L'enquête dans les grands magasins de New York de William Labov
En 1963, William Labov conduit une étude sur la variation du phonème /r/ rétroflexe (un R produit avec le bout de la langue pointé vers le haut dans la région alvéolaire) dans les grands magasins de New York, afin de fournir des preuves de la stratification de l'anglais dans cette mégapole. Cette première enquête est à la base de l'ensemble des études variationnistes. Dans le cadre de ce module, nous ne ferons que la résumer, afin de cerner concrètement le type de corrélation que les linguistes variationnistes souligneront par la suite.
Pour mener à bien son enquête, Labov choisit trois grands magasins représentant les trois types de classes sociales généralement admises dans les études sociologiques, à savoir les classes supérieures, les classes moyennes et les classes inférieures. Ces trois magasins sont respectivement Saks Fifth Avenue, Macy's et Klein. Labov part de l'hypothèse principale suivante : « We begin with the general hypothesis suggested at the end of the last chapter: if any two sub-groups of New York City speakers are ranked in a scale of social stratification then they will be ranked in the same order by their differential use of ( r ). »
Labov (1966, p. 64)[1]. En d'autres mots, plus on grimpe dans la hiérarchie sociale new-yorkaise, plus la production du /r/ rétroflexe se maintient. Inversement, plus on descend dans l'échelle, plus la production du /r/ rétroflexe tend à s'effacer.
Afin de valider son hypothèse, Labov envoie des observateurs chargés d'interviewer les employés des trois magasins ciblés. L'entrevue est simple est rapide. L'observateur pose la question suivante : « Excuse me, where are the women's shoes ? » (excusez-moi, où sont les chaussures pour femmes ?) La réponse attendue est « fourth floor » (quatrième étage) qui permet d'obtenir un /r/ préfinal (dans « fourth »), puis un /r/ en position finale dans « floor ». Au quatrième étage, la question devient « excuse me, what floor is this ? » (excusez-moi, c'est quel étage ici ?), afin d'obtenir un /r/ intervocalique. Labov tient également compte du contexte de chaque situation. Deux styles sont donc examinés : le style « informel » (produit dans des circonstances non officielles) et le style « emphatique » (obtenu par correction forcée par l'intervieweur). Enfin, les contraintes sociales que Labov retient sont respectivement : le magasin, l'emploi du répondant, l'étage du magasin, le sexe, l'âge, la race, puis l'accent étranger, si présent dans la prononciation du sujet. Les variables linguistiques sont les quatre prononciations du /r/ (deux prononciations par style) dans « fourth floor ».

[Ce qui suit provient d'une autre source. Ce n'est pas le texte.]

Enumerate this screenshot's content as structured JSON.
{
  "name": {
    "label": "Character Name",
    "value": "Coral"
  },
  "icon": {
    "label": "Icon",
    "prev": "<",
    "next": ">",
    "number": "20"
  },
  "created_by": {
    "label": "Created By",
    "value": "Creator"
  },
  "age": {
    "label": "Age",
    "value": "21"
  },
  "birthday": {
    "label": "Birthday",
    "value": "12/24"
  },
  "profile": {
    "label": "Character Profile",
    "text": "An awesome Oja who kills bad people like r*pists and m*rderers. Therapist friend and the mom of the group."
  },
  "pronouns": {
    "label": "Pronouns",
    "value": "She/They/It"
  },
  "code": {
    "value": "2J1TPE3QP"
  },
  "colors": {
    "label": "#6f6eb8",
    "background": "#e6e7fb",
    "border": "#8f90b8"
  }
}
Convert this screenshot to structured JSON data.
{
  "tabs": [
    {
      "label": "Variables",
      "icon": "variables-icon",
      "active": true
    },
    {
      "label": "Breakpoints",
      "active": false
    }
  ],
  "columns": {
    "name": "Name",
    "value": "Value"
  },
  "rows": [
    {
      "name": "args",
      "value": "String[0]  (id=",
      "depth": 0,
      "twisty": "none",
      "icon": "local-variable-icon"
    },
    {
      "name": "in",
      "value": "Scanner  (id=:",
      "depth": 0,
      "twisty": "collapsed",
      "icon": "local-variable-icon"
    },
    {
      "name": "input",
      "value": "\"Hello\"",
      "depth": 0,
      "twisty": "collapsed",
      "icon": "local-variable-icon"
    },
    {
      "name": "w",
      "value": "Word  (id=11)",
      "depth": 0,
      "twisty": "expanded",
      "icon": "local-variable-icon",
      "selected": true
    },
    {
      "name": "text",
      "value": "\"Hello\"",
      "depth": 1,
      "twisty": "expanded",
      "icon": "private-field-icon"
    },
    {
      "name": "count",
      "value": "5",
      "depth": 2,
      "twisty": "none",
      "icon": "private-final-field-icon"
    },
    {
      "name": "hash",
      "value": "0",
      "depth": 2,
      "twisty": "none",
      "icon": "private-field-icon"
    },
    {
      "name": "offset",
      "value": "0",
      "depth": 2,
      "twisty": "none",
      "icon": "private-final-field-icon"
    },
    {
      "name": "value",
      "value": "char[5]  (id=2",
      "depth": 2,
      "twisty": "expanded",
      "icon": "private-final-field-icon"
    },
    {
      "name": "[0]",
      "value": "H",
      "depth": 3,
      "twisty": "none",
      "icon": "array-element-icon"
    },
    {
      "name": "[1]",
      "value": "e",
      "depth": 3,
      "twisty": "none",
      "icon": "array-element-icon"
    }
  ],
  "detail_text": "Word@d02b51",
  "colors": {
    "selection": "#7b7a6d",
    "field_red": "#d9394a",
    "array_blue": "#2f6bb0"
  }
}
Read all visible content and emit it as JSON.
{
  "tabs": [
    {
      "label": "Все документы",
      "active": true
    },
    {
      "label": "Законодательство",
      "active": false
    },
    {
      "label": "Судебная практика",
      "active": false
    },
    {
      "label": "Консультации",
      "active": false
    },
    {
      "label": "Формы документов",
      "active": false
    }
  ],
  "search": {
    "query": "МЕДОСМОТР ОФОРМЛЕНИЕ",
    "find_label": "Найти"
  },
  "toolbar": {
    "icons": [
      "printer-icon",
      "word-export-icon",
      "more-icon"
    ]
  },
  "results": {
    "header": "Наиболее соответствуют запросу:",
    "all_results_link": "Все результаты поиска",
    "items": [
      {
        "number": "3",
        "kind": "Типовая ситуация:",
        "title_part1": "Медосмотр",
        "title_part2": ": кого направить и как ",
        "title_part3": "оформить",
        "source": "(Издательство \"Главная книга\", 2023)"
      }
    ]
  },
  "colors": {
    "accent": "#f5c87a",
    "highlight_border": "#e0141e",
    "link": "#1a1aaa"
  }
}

La figure 1 présente les quatre variations du /r/ selon les trois magasins (Saks, Macy's et Klein). Les différences entre ces trois magasins sont flagrantes. Saks, qui représente les classes sociales élevées, affiche un taux de production de /r/ nettement supérieur aux deux autres. Les résultats obtenus pour Macy's, représentant les classes moyennes, se situent tel que prédits dans l'hypothèse générale, c'est-à-dire entre Saks et Klein, ce dernier représentant les classes inférieures. L'hypothèse de Labov est vérifiée et les conclusions paraissent très claires : l'emploi du /r/ à New York est effectivement stratifié en fonction des classes sociales. Plus on grimpe dans l'échelle sociale, pour le /r/ rétroflexe est présent et plus on descend, plus il tend à s'amenuiser. Cette première corrélation, comme nous le verrons un peu plus tard, aura un impact considérable dans les études variationnistes. Par ailleurs, l'emploi du /r/ dépend de deux autres facteurs : 1) la position du /r/ (ce dernier étant davantage prononcé en position finale dans « floor ») et 2) le niveau de langue (le /r/ étant plus présent dans le discours formel).
Attention :
Dans les études variationnistes, on désigne la variable linguistique (dans le cas de l'étude de Labov, c'est la prononciation du /r/ retroflèxe) comme étant la variable dépendante, parce qu'elle dépend de facteurs internes (dans le cas du /r/, c'est la position finale ou non) et externes (les classes sociales représentées par les grands magasins, ainsi que les niveaux de langue, formel et emphatique). Ces facteurs internes et externes sont, eux, désignés comme étant les variables indépendantes.